La guerre commerciale pousse les banques centrales à diversifier leurs placements

SOURCE : Lesechos.fr


La guerre commerciale est en tête des risques pour les banques centrales devant une récession aux Etats-Unis et le Brexit. Elles comptent diversifier leurs réserves de change sur l’or, les obligations indexées sur l’inflation et titres sécurisés. Elles maintiennent leur confiance dans le dollar.

 

Par Nessim AIT-KACIMI

Publié le 28/05 à 14h51
Mis à jour le 28/05 à 19h18

La guerre commerciale entre les Etats-Unis et la Chine est en tête des risques pour près d’une banque centrale sur deux, suivie par une récession aux Etats-Unis (29 %) et le Brexit (17 %), selon le sondage (1) réalisé par la banque HSBC. Les institutions des pays émergents et d’Asie sont particulièrement préoccupées par le risque de ralentissement de l’activité outre-Atlantique et les européennes par une sortie du Royaume-Uni de l’UE sans accord.

Dollar, devise refuge ultime

Dans ce contexte de tensions géopolitiques, le dollar apparaît comme la devise refuge ultime pour la très grande majorité des banques centrales. Le changement de ton de la Réserve fédérale en début d’année, laissant entendre aux marchés qu’elle allait relever les taux d’intérêt à un rythme moins rapide cette année, n’a pas modifié leur opinion.

Un gérant d’une institution du continent américain estime que le conflit commercial entre les Etats-Unis et la Chine, « nous a conduit à limiter notre exposition sur les actifs coréens compte tenu des effets négatifs par ricochet sur l’économie de ce pays.
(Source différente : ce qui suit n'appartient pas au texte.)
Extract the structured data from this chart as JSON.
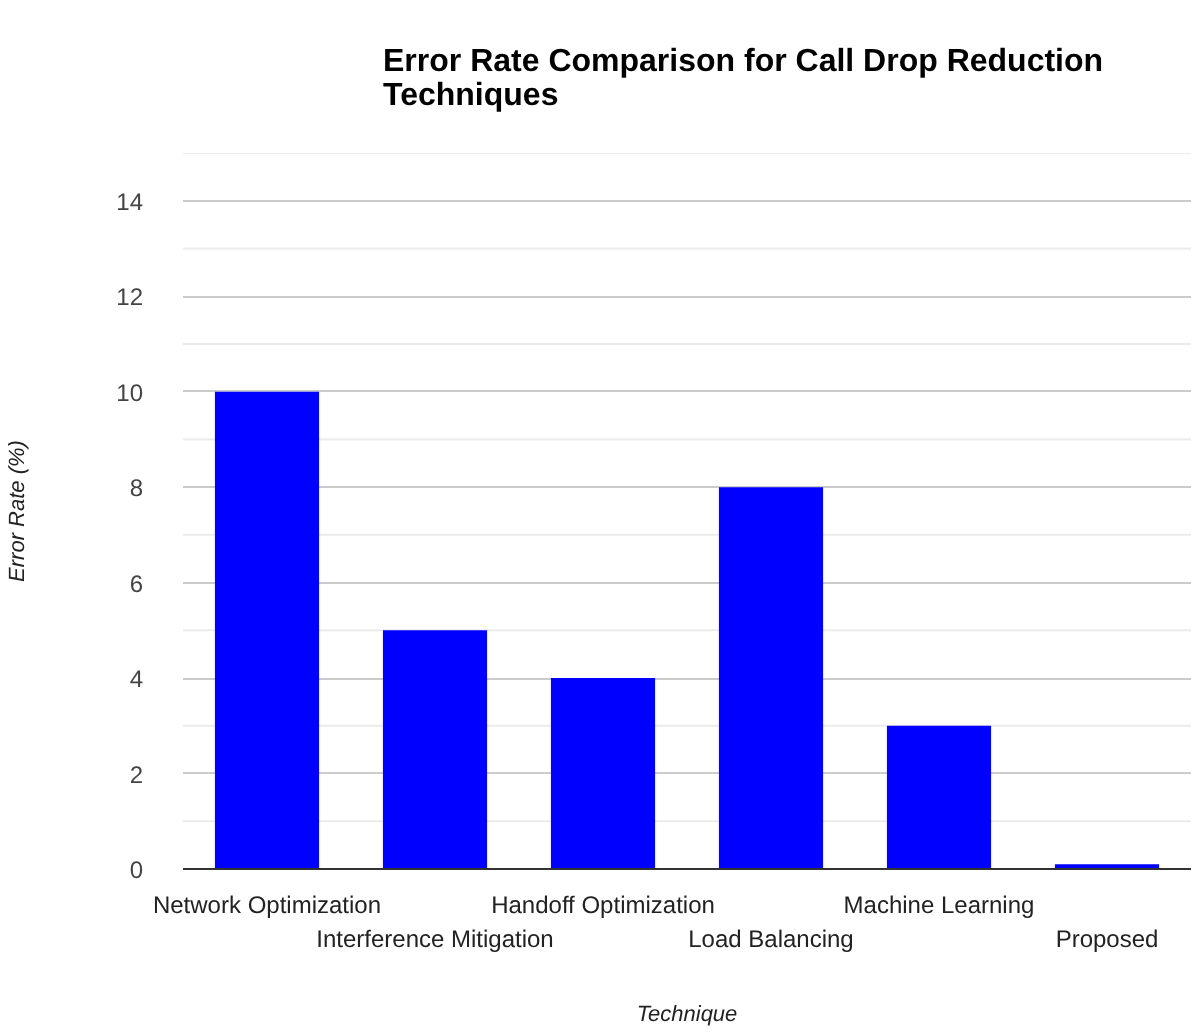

Nous avons aussi décidé de céder nos placements sur la livre sterling du fait de l’incertitude politique du Brexit ». 

Plus d’une banque centrale sur trois déclare que cet événement a un impact négatif sur ses investissements dans la devise anglaise. « Dans le cas d’un Brexit sans accord, nous ne pourrions plus traiter avec nos contreparties basées à Londres compte tenu des risques plus élevés », redoute une institution. « Des banques avec qui nous traitons, ont quitté ou vont quitter la City, ce qui entraîne beaucoup de travail pour nos services de gestion des risques et conformité », ajoute une banque centrale du Vieux Continent.

Diversification

Ces douze derniers mois, les banques centrales ont diversifié leurs placements en achetant des obligations d’entreprises, des pays émergents et des titres hypothécaires. Une sur deux investit sur les obligations sécurisées (« covered bonds ») et 30 % envisagent de les inclure dans leur allocation d’actifs.

« Les obligations d’Etat restent leur classe d’actifs essentielle, et certains gérants ont des contraintes d’investissement (niveau minimum de rating, risques des nouvelles classes d’actifs) qui limitent leurs diversification », souligne le rapport HSBC. Une banque centrale sur quatre envisage d’investir rapidement dans les obligations indexées contre l’inflation. Une même proportion investit déjà sur les actions, et une quinzaine d’institutions devraient franchir le pas dans les 5 à 10 prochaines années. Seulement deux acteurs ont placé une partie de leurs réserves chez des hedge funds et une très faible minorité est prête à prendre ce risque. Une poignée de gestionnaires a investi sur les matières-premières autres que l’or.

Ruée vers l’or

Près de 9 institutions sur 10 estiment que les banques centrales vont accroître leurs placements sur l’or dans les deux à trois prochaines années. Elles l’expliquent par son statut d’actif refuge, de diversification pour l’ensemble de leur portefeuille. Plus des deux tiers des sondés ont déjà investi sur l’or et une dizaine va y placer une partie de leurs réserves dans les années à venir.

Investissement en renminbi

10 % des banques centrales envisagent d’investir dans l’immédiat sur le renminbi , sur les dollars australien et néo-zélandais. Une sur trois a investi sur les devises scandinaves (Danemark, Norvège, Suède). Une institution sur deux est déjà  investie sur la monnaie chinoise , et pour 3 % de leurs actifs. Fin 2019, cette proportion grimperait à 5,7 % de leurs réserves et 7,3 % l’année suivante.

Des devises comme le real brésilien, livre turque, roupies indienne et indonésienne sont très peu présentes dans leurs portefeuilles compte tenu des risques élevés et de la faible liquidité.

Seule une banque centrale du Moyen-Orient utilise la gestion algorithmique, à base de programmes informatiques, pour une fraction modeste de ses transactions sur les monnaies et actions. Une de ses homologues asiatiques réfléchit à l’automatisation de certaines de ses opérations. Les banques centrales délèguent en moyenne près de 12 % de leurs réserves de change à des sociétés de gestion extérieures.